Hey y'all!
It is practically 2018 already and these last few days have been a roller coaster! Outside of my constant need to overwhelm myself (please tell me I'm not a lone) I have been seriously doubting my parenting skills!
I know we all like to look at ourselves and think... "WOW! I am an AWESOME Mom/ wife!", but the truth is, we all have that nagging little voice in the back of our head that says otherwise. I for one have not been able to silence that voice but I can definitely go toe to toe with it.
Everyday, when I wake up I thank God for all of his blessings. I have a home, food, clothes, health and everything else we take for granted as humans.

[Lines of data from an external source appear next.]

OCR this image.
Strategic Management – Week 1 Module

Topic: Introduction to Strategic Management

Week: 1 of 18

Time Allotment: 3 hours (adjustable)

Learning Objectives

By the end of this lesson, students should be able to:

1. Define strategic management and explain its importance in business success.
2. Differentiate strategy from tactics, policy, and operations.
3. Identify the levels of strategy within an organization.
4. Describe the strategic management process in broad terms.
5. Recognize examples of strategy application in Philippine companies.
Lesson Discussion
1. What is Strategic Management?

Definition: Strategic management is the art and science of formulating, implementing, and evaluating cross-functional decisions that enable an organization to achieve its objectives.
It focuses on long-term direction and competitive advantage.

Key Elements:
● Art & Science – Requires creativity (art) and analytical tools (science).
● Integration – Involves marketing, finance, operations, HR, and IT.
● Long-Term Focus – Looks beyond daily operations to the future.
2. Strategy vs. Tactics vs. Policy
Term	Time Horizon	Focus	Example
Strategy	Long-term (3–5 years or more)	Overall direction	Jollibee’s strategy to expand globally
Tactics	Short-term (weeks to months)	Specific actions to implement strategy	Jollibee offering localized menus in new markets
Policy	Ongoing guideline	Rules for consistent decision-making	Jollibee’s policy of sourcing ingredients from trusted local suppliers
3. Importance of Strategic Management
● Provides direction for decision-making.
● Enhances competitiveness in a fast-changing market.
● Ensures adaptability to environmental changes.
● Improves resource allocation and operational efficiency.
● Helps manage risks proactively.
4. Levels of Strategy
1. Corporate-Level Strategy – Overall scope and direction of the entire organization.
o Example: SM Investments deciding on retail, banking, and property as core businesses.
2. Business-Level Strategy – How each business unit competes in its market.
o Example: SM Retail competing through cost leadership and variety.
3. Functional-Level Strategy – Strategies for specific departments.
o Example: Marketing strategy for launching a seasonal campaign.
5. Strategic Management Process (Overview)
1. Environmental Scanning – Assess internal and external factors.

I also thank God for my family. Every living moment of my life is dedicated around my family and I realized, sometimes I take that for granted. If something ever happened to my husband or kids my life would be in shambles. I could never imagine my life without any of them!
So, when making this list of goals, I wanted to incorporate not only the things I wanted to change but also the things that my kids and husband wanted too! Thankfully, I have 4 of the best kids ever so they were a little TOO kind lol. So my goals THEY would like for ME to reach in 2018 as a mom are as follows.
KIDS:
1.Reading bedtime stories
2.Grocery shopping for more snacks
3.More decorating around the house
4.Do school only between breakfast and lunch
5.Spending more time together having fun
6.Do their hair in different styles more often
Didn't I tell you I had awesome kids!? All of these sweet goals are definitely now on my goal list and my shopping list.
HUBS:
1.Read Proverbs 31 everyday until you die!
Seriously, that was the text he sent me when I asked him lol. He is the best!
Ok, now on to me and what I would like to achieve as a Mom/Wife in 2018
MY GOALS:
1. Patience- When dealing with school time, I always carry around this huge imaginary clock that always says we are hours behind. Even though we have nothing but time to complete our work! When dealing with my husband and or my kids, I forget that they may not understand something or they may have a lot on their plate already. My goal is to remind myself that we have time to get school work done and understand that they are trying or dealing with something as well. And this brings me to my next goal!
2. Anger- Ugh.. I HATE this part of me! Most of us have moments where we turn into the Hulk. We don't want to... we just do! My lack of patience seriously brings out this ugly side of me. My kids don't deserve to be shouted at when they make a mistake, my husband doesn't deserve the cold shoulder because he didn't hear what I was suggesting. Now, I'm not an angry person.. I don't walk around with a sour look on my face or my nose turned up at the world. It's just when my patience is pushed to the limit.. so am I. I want to be able to not only control my patience but also control my angry reaction as well.
3. Laugh- I want to laugh at my mistakes more. I am no where near perfect and I don't try to put up this front like I am. I want to be able to roll out of bed as if I was some Disney princess getting ready to sing to the birds lol. I know this is going to be one of my hardest goals to accomplish but I know it can be done!
4. Spend More Time- I know this may sound crazy, but even though we homeschool and we are ALWAYS HOME, I want to spend more time with my kids and my husband. I don't want to spend all of our time going over worksheets and lessons, and I don't want to go over budgets and bills with my husband all day either. I want to take more walks, explore our city or even just throw on a good classic cartoon or movie. I want to spend the time that makes more memories!
5. Be Submissive- Yes, I said it! I am a believer in wives submitting to their husbands. If you don't cool! I don't judge, I know that not everyone believes in the same things I do. But I do believe in the order established by God. I want to learn to be more submissive to my husband, more respectful, more trusting and more supportive. I know I have done my best to be all of these things that past 11 years, but I know there is plenty of room for improvement.
6. Reflect More- Not only do I want to be more present for my family with all of these goals listed above, but I also want to be present to myself more. I want to allow myself time to step away, check my self and think clearly about what I have been doing good or bad. I want to feel less guilty if I purchase something for me and not my kids or husband. I plan on starting with one night a month where either my husband and I go out or I treat myself to a little R&R. Whether I go to Starbucks, the library or a museum. I want to make sure that I am also taking care of myself the way I am taking care of my family.
7. Pray More- All of these things will not come to pass easily if I don't put my trust in God. I want to make sure that my day starts and ends with God on my mind! Prayer has been my saving grace, especially since moving from Dallas to Kansas City. I know that once I talk more to my Father in Heaven, everything else will be a lot easier!